個性的な魅力で多くのギタリストたちを虜にする“ビザール・ギター”を、週イチで1本ずつ紹介していく連載、“週刊ビザール”。今回はスプロのマルティニークをご紹介! 1960年代のヴァルコ社が全面に押し出していた“近未来=流線形のレゾグラス・ボディ”を採用した、アイコニックな1本だ。現在も再生産されているこのモデルだが、当時ならではのビザールな仕様に迫っていきたい。
文=編集部 撮影=三島タカユキ 協力/ギター提供=伊藤あしゅら紅丸 デザイン=久米康大
Supro 1593V Martinique
実は3ピックアップ仕様なんです!
スプロといえば、ジミー・ペイジが同社製のアンプを愛用していたことでも知られているブランド。しかし、現在もアンプ、エフェクター、ギターが生産されているが、これらは2014年に復刻されたあとの話である。もともとは1935年に登場したナショナル・ドブロ社が所有するひとつのブランドであり、その後の親会社となるヴァルコ社が倒産した1968年に一度なくなった存在だ。
スプロ誕生の流れについては、以前にこの週刊ビザールで紹介したナショナルのグレンウッド95の記事にを記載しているので、ぜひそちらを参照してほしい。ここでナショナル製ギターと本器を見比べてみると、同じ会社が手がけているこの2本、やはり似た雰囲気を持っているのに気づくだろう。
カリブ海に浮かぶフランスの島名を名前に冠したこのマルティニークは、グレンウッド95と同様、中空のレゾグラス(FRP樹脂=繊維強化プラスティック)を採用したボディ。ヴァルコは上位機種にこのレゾグラスを使い、独自性と先進性をアピールしていた。そのため、比較的安価なラインナップという位置付けのスプロではあったが、本器は250ドルと少々お高め。ちなみに、当時(写真の個体は1963年製)の“最先端の象徴”といえば“宇宙”である。近未来的な流線形のボディのフィニッシュ名は“Space-Age=宇宙時代アークティック・ホワイト”と名づけられた。

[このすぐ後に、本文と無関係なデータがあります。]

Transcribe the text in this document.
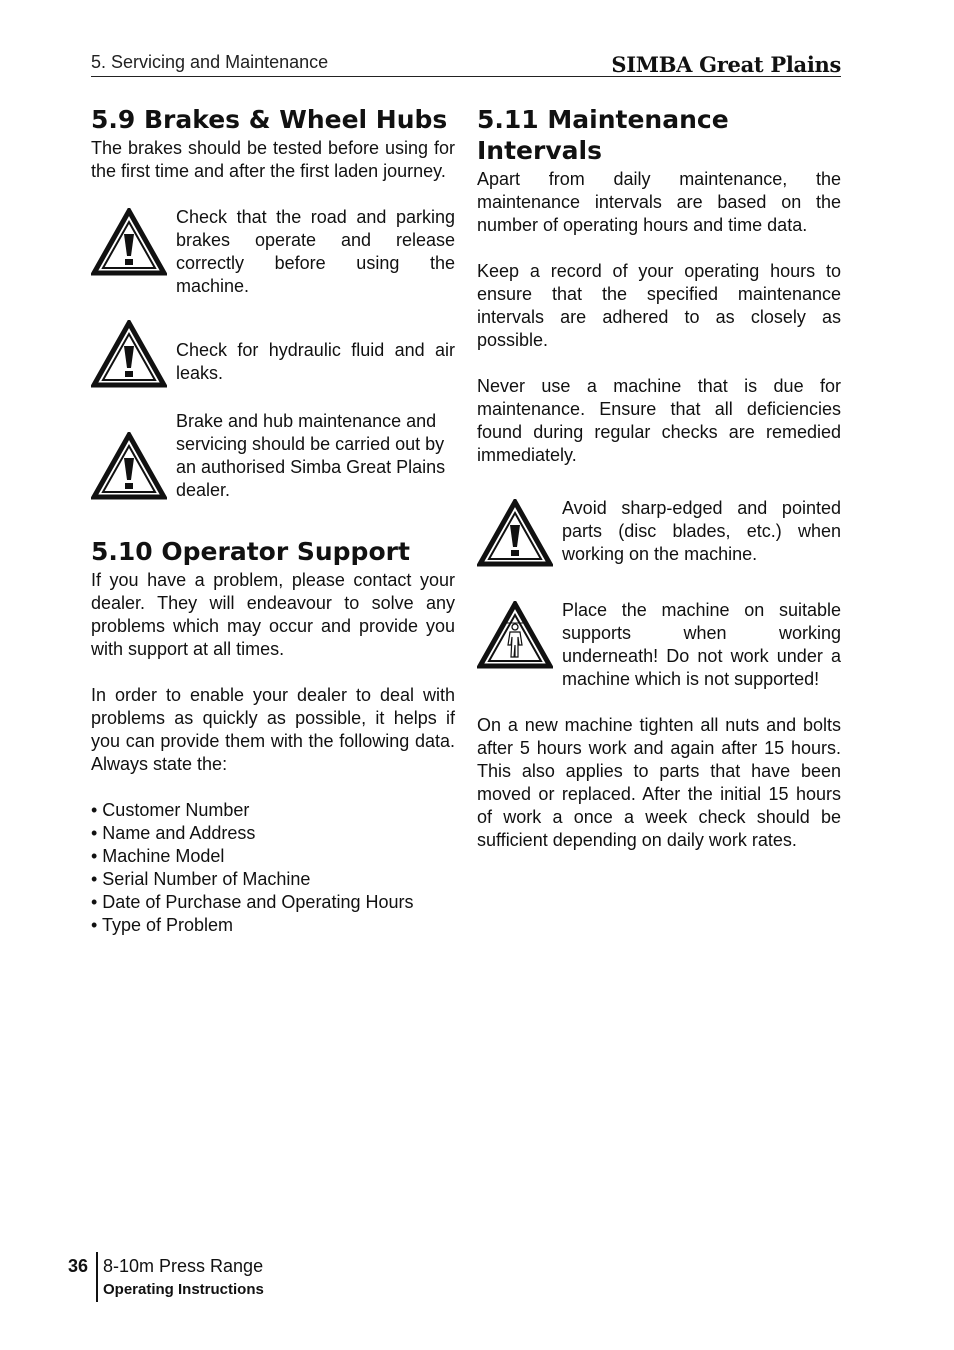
5. Servicing and Maintenance	SIMBA Great Plains
5.9 Brakes & Wheel Hubs

The brakes should be tested before using for the first time and after the first laden journey.

Check that the road and parking brakes operate and release correctly before using the machine.

Check for hydraulic fluid and air leaks.

Brake and hub maintenance and servicing should be carried out by an authorised Simba Great Plains dealer.

5.10 Operator Support

If you have a problem, please contact your dealer. They will endeavour to solve any problems which may occur and provide you with support at all times.

In order to enable your dealer to deal with problems as quickly as possible, it helps if you can provide them with the following data. Always state the:

• Customer Number
• Name and Address
• Machine Model
• Serial Number of Machine
• Date of Purchase and Operating Hours
• Type of Problem
5.11 Maintenance Intervals

Apart from daily maintenance, the maintenance intervals are based on the number of operating hours and time data.

Keep a record of your operating hours to ensure that the specified maintenance intervals are adhered to as closely as possible.

Never use a machine that is due for maintenance. Ensure that all deficiencies found during regular checks are remedied immediately.

Avoid sharp-edged and pointed parts (disc blades, etc.) when working on the machine.

Place the machine on suitable supports when working underneath! Do not work under a machine which is not supported!

On a new machine tighten all nuts and bolts after 5 hours work and again after 15 hours. This also applies to parts that have been moved or replaced. After the initial 15 hours of work a once a week check should be sufficient depending on daily work rates.

36 8-10m Press Range
Operating Instructions
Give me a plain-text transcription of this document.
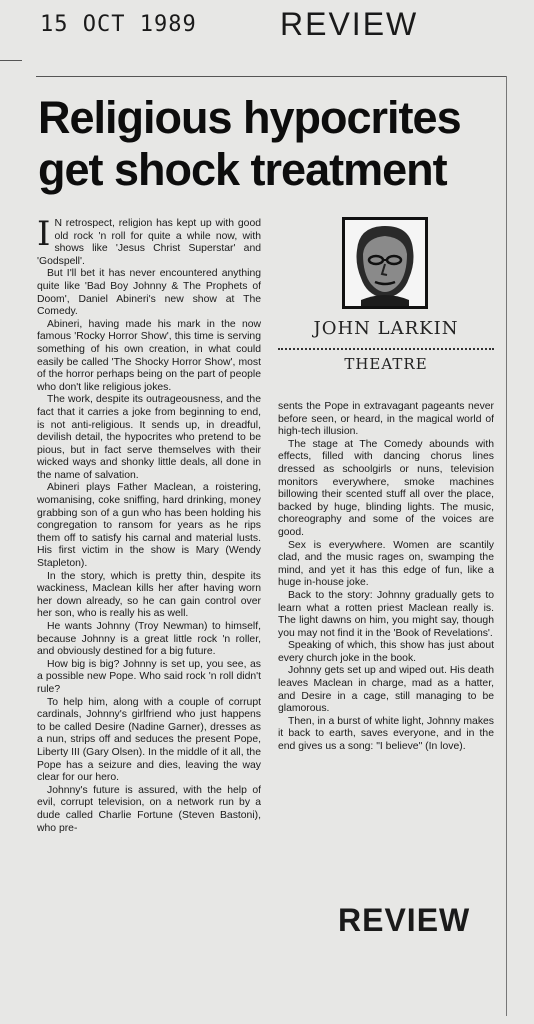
15 OCT 1989	REVIEW
Religious hypocrites get shock treatment

I N retrospect, religion has kept up with good old rock 'n roll for quite a while now, with shows like 'Jesus Christ Superstar' and 'Godspell'.

But I'll bet it has never encountered anything quite like 'Bad Boy Johnny & The Prophets of Doom', Daniel Abineri's new show at The Comedy.

Abineri, having made his mark in the now famous 'Rocky Horror Show', this time is serving something of his own creation, in what could easily be called 'The Shocky Horror Show', most of the horror perhaps being on the part of people who don't like religious jokes.

The work, despite its outrageousness, and the fact that it carries a joke from beginning to end, is not anti-religious. It sends up, in dreadful, devilish detail, the hypocrites who pretend to be pious, but in fact serve themselves with their wicked ways and shonky little deals, all done in the name of salvation.

Abineri plays Father Maclean, a roistering, womanising, coke sniffing, hard drinking, money grabbing son of a gun who has been holding his congregation to ransom for years as he rips them off to satisfy his carnal and material lusts. His first victim in the show is Mary (Wendy Stapleton).

In the story, which is pretty thin, despite its wackiness, Maclean kills her after having worn her down already, so he can gain control over her son, who is really his as well.

He wants Johnny (Troy Newman) to himself, because Johnny is a great little rock 'n roller, and obviously destined for a big future.

How big is big? Johnny is set up, you see, as a possible new Pope. Who said rock 'n roll didn't rule?

To help him, along with a couple of corrupt cardinals, Johnny's girlfriend who just happens to be called Desire (Nadine Garner), dresses as a nun, strips off and seduces the present Pope, Liberty III (Gary Olsen). In the middle of it all, the Pope has a seizure and dies, leaving the way clear for our hero.

Johnny's future is assured, with the help of evil, corrupt television, on a network run by a dude called Charlie Fortune (Steven Bastoni), who pre-

JOHN LARKIN
THEATRE

sents the Pope in extravagant pageants never before seen, or heard, in the magical world of high-tech illusion.

The stage at The Comedy abounds with effects, filled with dancing chorus lines dressed as schoolgirls or nuns, television monitors everywhere, smoke machines billowing their scented stuff all over the place, backed by huge, blinding lights. The music, choreography and some of the voices are good.

Sex is everywhere. Women are scantily clad, and the music rages on, swamping the mind, and yet it has this edge of fun, like a huge in-house joke.

Back to the story: Johnny gradually gets to learn what a rotten priest Maclean really is. The light dawns on him, you might say, though you may not find it in the 'Book of Revelations'.

Speaking of which, this show has just about every church joke in the book.

Johnny gets set up and wiped out. His death leaves Maclean in charge, mad as a hatter, and Desire in a cage, still managing to be glamorous.

Then, in a burst of white light, Johnny makes it back to earth, saves everyone, and in the end gives us a song: "I believe" (In love).

REVIEW
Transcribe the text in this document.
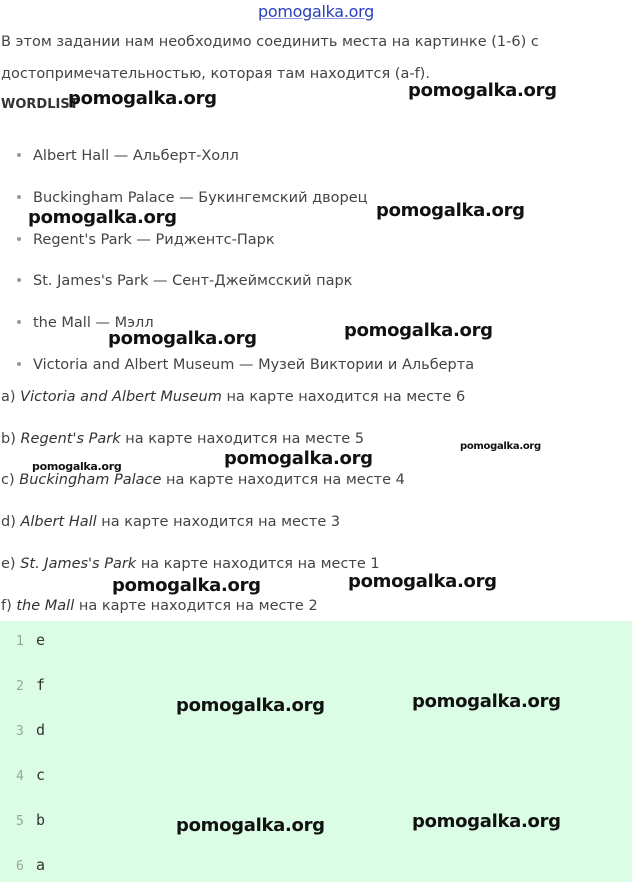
pomogalka.org
В этом задании нам необходимо соединить места на картинке (1-6) с
достопримечательностью, которая там находится (a-f).
WORDLIST
Albert Hall — Альберт-Холл
Buckingham Palace — Букингемский дворец
Regent's Park — Риджентс-Парк
St. James's Park — Сент-Джеймсский парк
the Mall — Мэлл
Victoria and Albert Museum — Музей Виктории и Альберта
a) Victoria and Albert Museum на карте находится на месте 6
b) Regent's Park на карте находится на месте 5
c) Buckingham Palace на карте находится на месте 4
d) Albert Hall на карте находится на месте 3
e) St. James's Park на карте находится на месте 1
f) the Mall на карте находится на месте 2
1 e
2 f
3 d
4 c
5 b
6 a
pomogalka.org	pomogalka.org
pomogalka.org	pomogalka.org
pomogalka.org	pomogalka.org
pomogalka.org
pomogalka.org	pomogalka.org
pomogalka.org	pomogalka.org
pomogalka.org	pomogalka.org
pomogalka.org	pomogalka.org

ほかのデュアル・トーンやサハラのボディ・ラインよりは、ひと回り大型のボディ(幅15.5インチ)で、このあたりも最高ラインという意識がうかがえる。
さて、本器最大の特徴といえば、そのコントロール類にある。ボディ6弦側に配置されたノブは、ネック側からフロント・ピックアップのボリューム、トーン、リア・ピックアップのボリューム、トーンというのはわかるだろう。では、ブリッジ横に付けられたふたつのノブは一体何か? 実はこれもボリュームとトーン・コントロールで、操作するのは“ブリッジ・トーン・ユニット”と名付けられたブリッジ下にあるピックアップ。
このピックアップはヴァルコの“シルバー・サウンド・ピックアップ”と呼ばれるもので、ブリッジから下に伸びた金属ロッドが磁力を帯びており、下のコイルにインサートされて弦振動を電気信号に変換するという、レコード・プレーヤーのMM(ムービング・マグネット)式カートリッジと同じ仕組みである。当時のカタログでは“アコースティック・アーチトップ・ギターの特徴を正確に再現する”と謳われていた。
ブリッジ・トーン・ユニットはボリューム・ツマミを回し切るとオフになる仕様のため、ピックアップ・セレクターは通常どおりフロント/ミックス/リアの3ウェイ。これらとマスター・ボリュームで、多彩なトーンが得られる。
現在もこのマルティニークは復刻生産されているが、ボディはレゾグラスではなく、マホガニーのくり抜きで、ブリッジ・トーン・ユニットにあたる部分にはピエゾ・ピックアップを採用。サウンド的にも現代的になっているといえる。
なお、モデル番号1593のあとの“V”は“ビブラート”を示し、本器にはビグスビーB5ユニットが搭載されている。